In 2001 Hogan moved back to his native Australia, where he was appointed chief executive of the Tesna consortium, which was created with the aim of acquiring Ansett Airlines from administration.

===Gulf Air===
In May 2002, he joined Gulf Air as CEO. In December 2002 he instigated a restructuring and turnaround programme in response to a drastic fall in profits and increasing debt. Gulf Air recorded a profit of US$4 million in 2004 before returning to losses. He resigned his position in July 2006 and left Gulf Air at the end of September.

===Etihad Airways===
On 10 September 2006, he was appointed president and CEO of Etihad Airways, the UAE flag carrier based in Abu Dhabi. He oversaw Etihad's rapid growth to serving 86 passenger and cargo destinations in the Middle East, Africa, Europe, Asia, Australia, and the Americas, operating a fleet of 120 aircraft.

Etihad reported its first full-year net profit in 2011, of $14 million, in line with its strategic plan goals announced in 2006. In February 2013 the airline announced a net profit of $42 million for 2012.

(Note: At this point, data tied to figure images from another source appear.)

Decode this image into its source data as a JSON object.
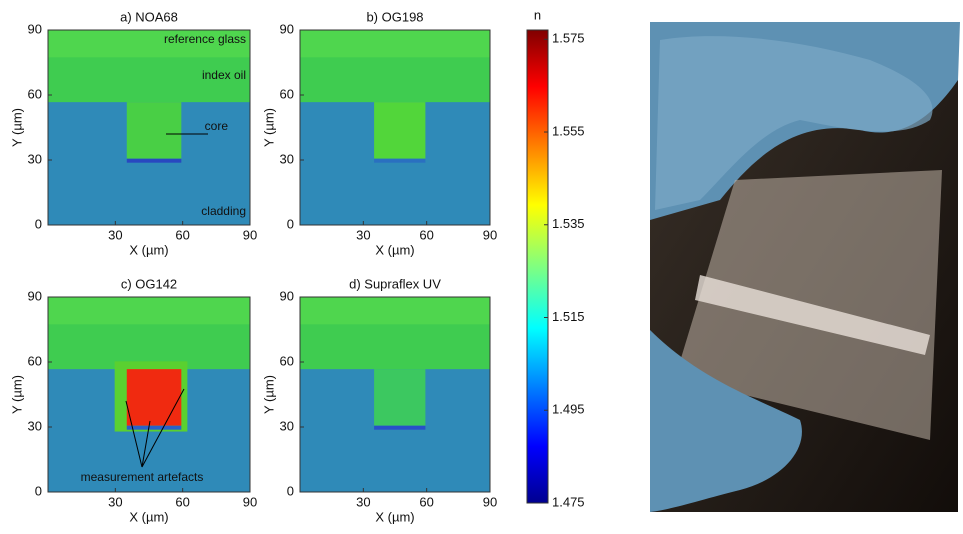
{
  "chart_data": [
    {
      "type": "heatmap",
      "title": "a) NOA68",
      "xlabel": "X (µm)",
      "ylabel": "Y (µm)",
      "xlim": [
        0,
        90
      ],
      "ylim": [
        0,
        90
      ],
      "xticks": [
        30,
        60,
        90
      ],
      "yticks": [
        0,
        30,
        60,
        90
      ],
      "annotations": [
        "reference glass",
        "index oil",
        "core",
        "cladding"
      ]
    },
    {
      "type": "heatmap",
      "title": "b) OG198",
      "xlabel": "X (µm)",
      "ylabel": "Y (µm)",
      "xlim": [
        0,
        90
      ],
      "ylim": [
        0,
        90
      ],
      "xticks": [
        30,
        60,
        90
      ],
      "yticks": [
        0,
        30,
        60,
        90
      ]
    },
    {
      "type": "heatmap",
      "title": "c) OG142",
      "xlabel": "X (µm)",
      "ylabel": "Y (µm)",
      "xlim": [
        0,
        90
      ],
      "ylim": [
        0,
        90
      ],
      "xticks": [
        30,
        60,
        90
      ],
      "yticks": [
        0,
        30,
        60,
        90
      ],
      "annotations": [
        "measurement artefacts"
      ]
    },
    {
      "type": "heatmap",
      "title": "d) Supraflex UV",
      "xlabel": "X (µm)",
      "ylabel": "Y (µm)",
      "xlim": [
        0,
        90
      ],
      "ylim": [
        0,
        90
      ],
      "xticks": [
        30,
        60,
        90
      ],
      "yticks": [
        0,
        30,
        60,
        90
      ]
    },
    {
      "type": "colorbar",
      "label": "n",
      "ylim": [
        1.475,
        1.577
      ],
      "yticks": [
        1.475,
        1.495,
        1.515,
        1.535,
        1.555,
        1.575
      ]
    }
  ]
}
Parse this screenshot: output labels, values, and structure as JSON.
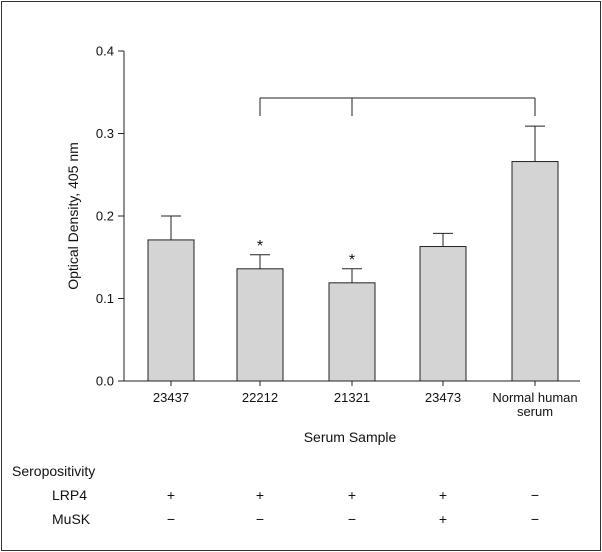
{
  "chart_data": {
    "type": "bar",
    "title": "",
    "ylabel": "Optical Density, 405 nm",
    "xlabel": "Serum Sample",
    "ylim": [
      0,
      0.4
    ],
    "yticks": [
      "0.0",
      "0.1",
      "0.2",
      "0.3",
      "0.4"
    ],
    "ytick_values": [
      0.0,
      0.1,
      0.2,
      0.3,
      0.4
    ],
    "categories": [
      {
        "lines": [
          "23437"
        ]
      },
      {
        "lines": [
          "22212"
        ]
      },
      {
        "lines": [
          "21321"
        ]
      },
      {
        "lines": [
          "23473"
        ]
      },
      {
        "lines": [
          "Normal human",
          "serum"
        ]
      }
    ],
    "values": [
      0.171,
      0.136,
      0.119,
      0.163,
      0.266
    ],
    "error_upper": [
      0.2,
      0.153,
      0.136,
      0.179,
      0.309
    ],
    "significance": [
      "",
      "*",
      "*",
      "",
      ""
    ],
    "bracket": {
      "from": 1,
      "mid": 2,
      "to": 4
    },
    "bar_color": "#d4d4d4",
    "seropositivity": {
      "title": "Seropositivity",
      "rows": [
        {
          "label": "LRP4",
          "signs": [
            "+",
            "+",
            "+",
            "+",
            "−"
          ]
        },
        {
          "label": "MuSK",
          "signs": [
            "−",
            "−",
            "−",
            "+",
            "−"
          ]
        }
      ]
    }
  }
}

He oversaw Etihad's strategy of creating a network through acquisitions of minority stakes in other airlines, specifically Air Berlin (29.21%), Air Seychelles (40%), Aer Lingus (2.987%), Virgin Australia (24.9%), Air Serbia (49%), Darwin Airline (33%), Jet Airways (24%) and Alitalia (49%).

On 27 April 2016 Etihad reported a net profit of US$103 million for 2015. In May, the management structure was reshuffled, as Hogan became CEO of the airline's parent company, Etihad Aviation Group. Peter Baumgartner, formerly the airline's Chief Commercial Officer, became CEO of the airline, reporting to Hogan. In December Handelsblatt Global reported that Hogan was going to be dismissed after a "failed spree of acquisitions in Europe."

On 24 January 2017, the Etihad Aviation Group Board of Directors announced that Hogan (along with Group CFO James Rigney) would be stepping down "in the second half of 2017". Former CEO Peter Baumgartner returned as acting CEO of the group as it faced mounting losses from its investments in Air Berlin and Alitalia. On 2 May 2017 Alitalia filed for bankruptcy. Hogan and Rigney left Etihad later that month. On 27 July Etihad reported a loss of US$1.873 billion for 2016. On 15 August Air Berlin filed for bankruptcy after Etihad withdrew its financial support. Etihad reported a net loss of US$1.52 billion for 2017.

===Knighthood Global===
Hogan is now the founder and chairman of Knighthood Capital, based in Switzerland.

==Affiliations and awards==
Hogan is a fellow of the Royal Aeronautical Society and a former non-executive director, and member of the board's Audit Committee, of the Gallaher Group. In 2010, he served as the chairman of the Aviation Travel and Tourism Governors at the World Economic Forum in Davos, Switzerland. He currently serves on the executive committee of the World Travel and Tourism Council. In June 2011 he was appointed to the International Air Transport Association (IATA) Board of Governors.

CEO Middle East magazine named him Aviation CEO of the Year in 2008 and Visionary of the Year in 2010. He won the CAPA Airline Executive of the Year 2012 Award at the Centre for Aviation's global awards for excellence and leadership in 2012.

In the Australian 2017 Queen's Birthday Honours List, Hogan was appointed an Officer of the Order of Australia (AO).